THOUSANDS of cigarettes were seized in raids on shops as part of a crackdown on Bolton's illegal tobacco operations.

Over two weeks, Trading Standards officers found 15,000 cigarettes and 1.5kg of rolling tobacco, as well as over 100 bottles of counterfeit vodka, prescription medication and even cannabis.

The raids came on March 19, 25 and 27 and saw handlers with sniffer dogs enter into 19 businesses across the borough alongside police and representatives from the council’s Housing Standards and Licensing Enforcement teams.

The shops cannot be named because they are now the subject of ongoing legal investigations which could see owners brought before the council’s licensing committee or the courts.

All of the raids were based upon intelligence which had been received by the council about the supply of illicit tobacco.

A spokesman for the the authority said inquiries had begun into all the business where contraband was seized, with the aim of prosecuting those involved.

He said: “This was an operation taking place over several days across the borough, targeting multiple businesses suspected of selling illicit tobacco.

“Illegal tobacco products and other items have been seized from some of these premises.

“Customers who have concerns about any products being sold can make an anonymous report to trading standards on or call Crime Stoppers on 0800 555 111.”

In addition, any of the businesses with a licence for the sale of alcohol will be the subject of a licence review, which will also be submitted to the council’s Licensing Committee.
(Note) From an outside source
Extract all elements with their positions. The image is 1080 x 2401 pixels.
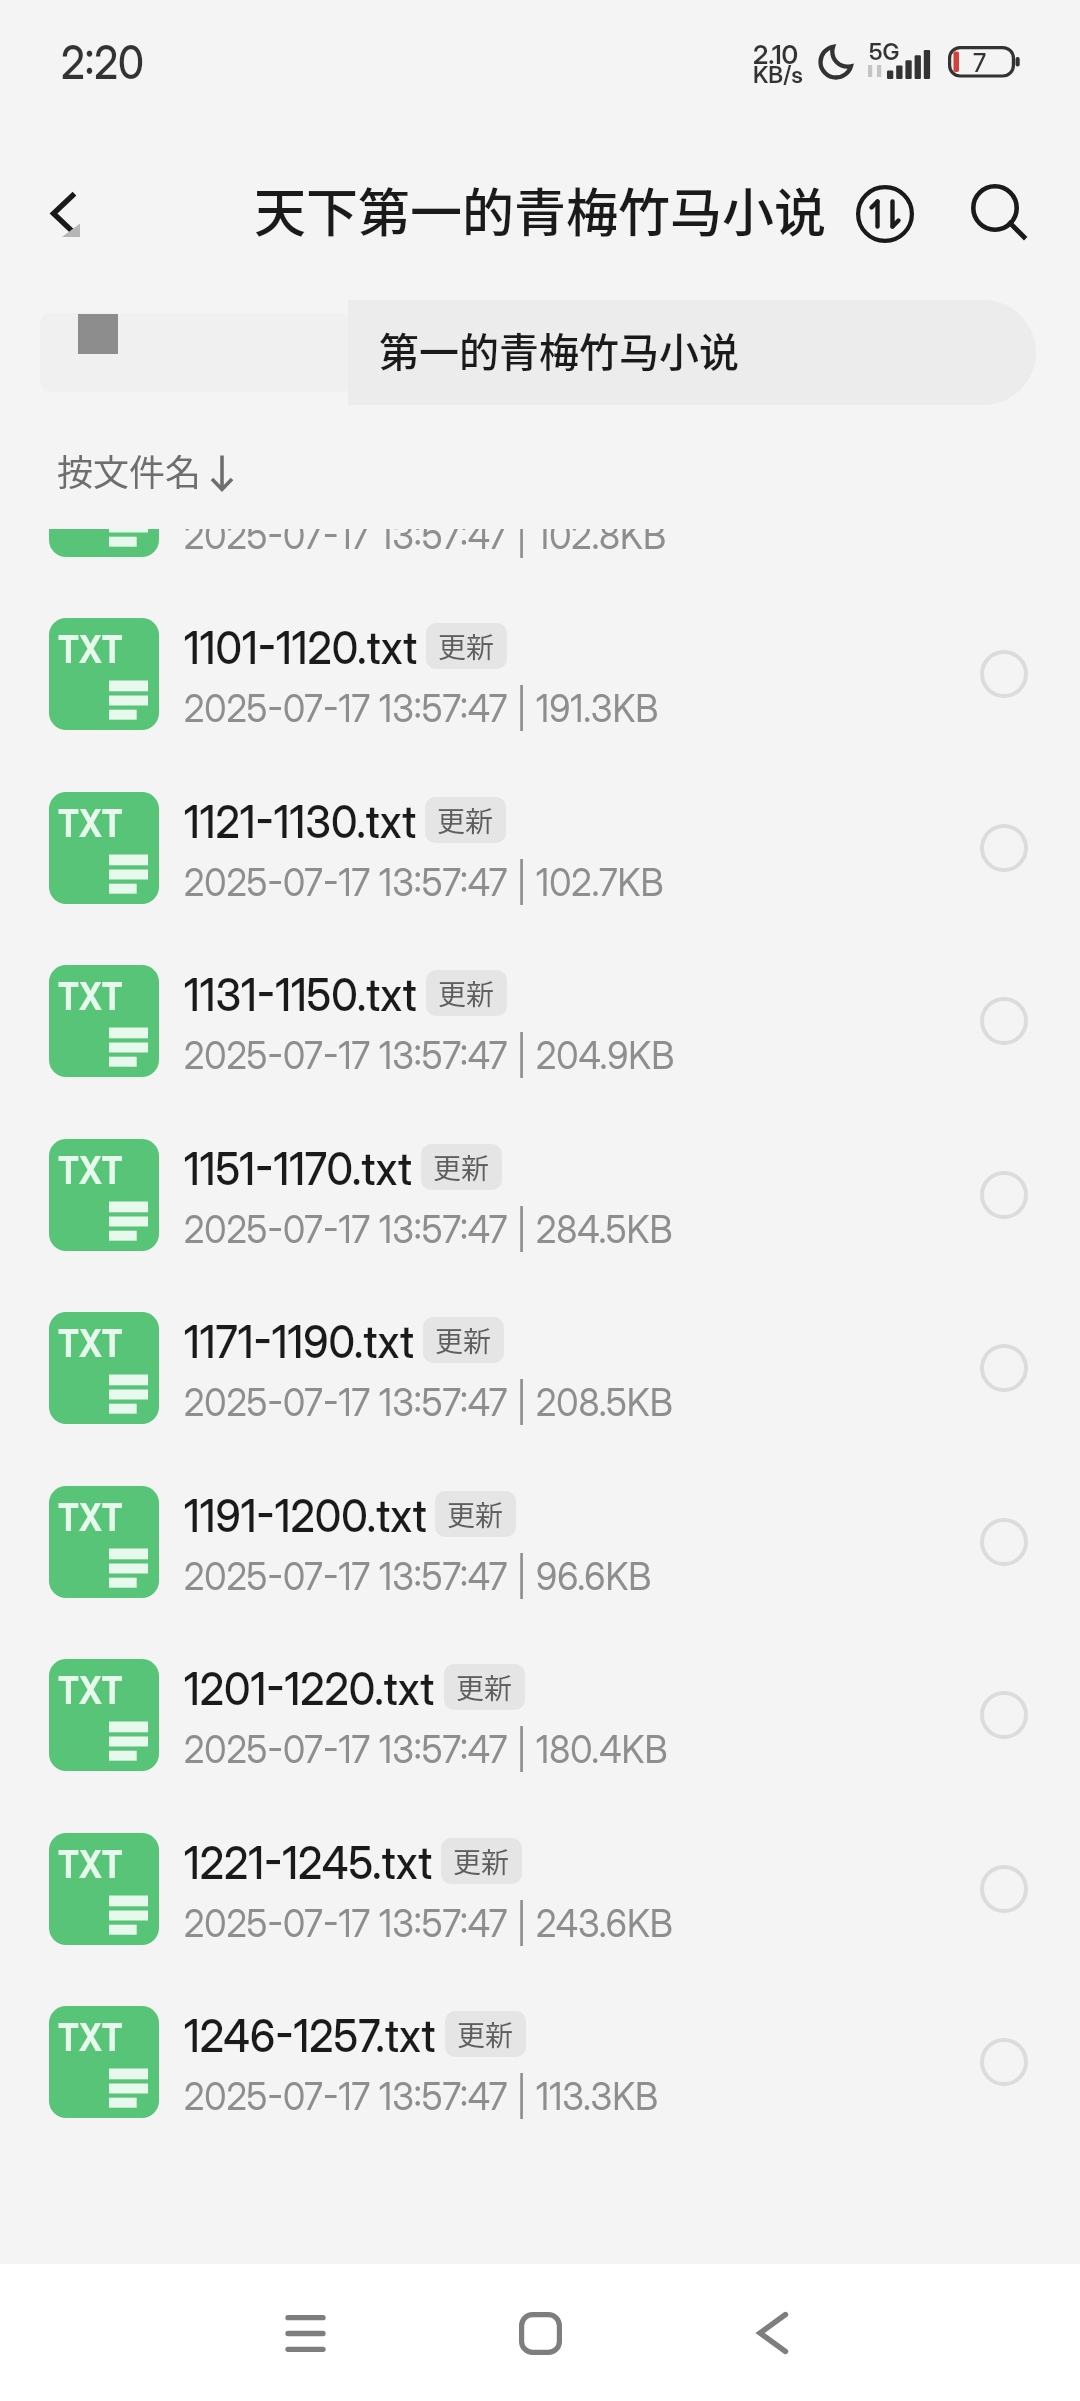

In February, a shopkeeper was put under CCTV surveillance by the committee after he was found to have 4,000 cigarettes and 2kg of rolling tobacco in a back room of his store.

Police discovered the stash after a PCSO witnessed a woman enter the shop asking for "cheap ciggys" and point to the rear of the building.

The owner said he had not know the products were illegal.

READ MORE: Shopkeeper caught with over 4,000 illegal cigarettes in back room

Illicit cigarettes or rolling tobacco can include anything which is either counterfeit or has been smuggled, without duty paid. It is often sold at a lower price than regular tobacco products.

In recent years, the government has attempted to crack down on these items as the sale of them undermines the campaign to reduce smoking through the use of taxation.

These products also been linked to organised crime groups who often specifically target young people.

HMRC estimates that the trade in illicit tobacco products cost the UK economy £2.5 billion in lost revenue lost in 2016-17, with 5.5 billion illicit cigarettes and 2,700 tonnes of illicit hand-rolling tobacco were consumed across the country.

The cannabis which was found has been seized by police and the prescription medication is to be destroyed.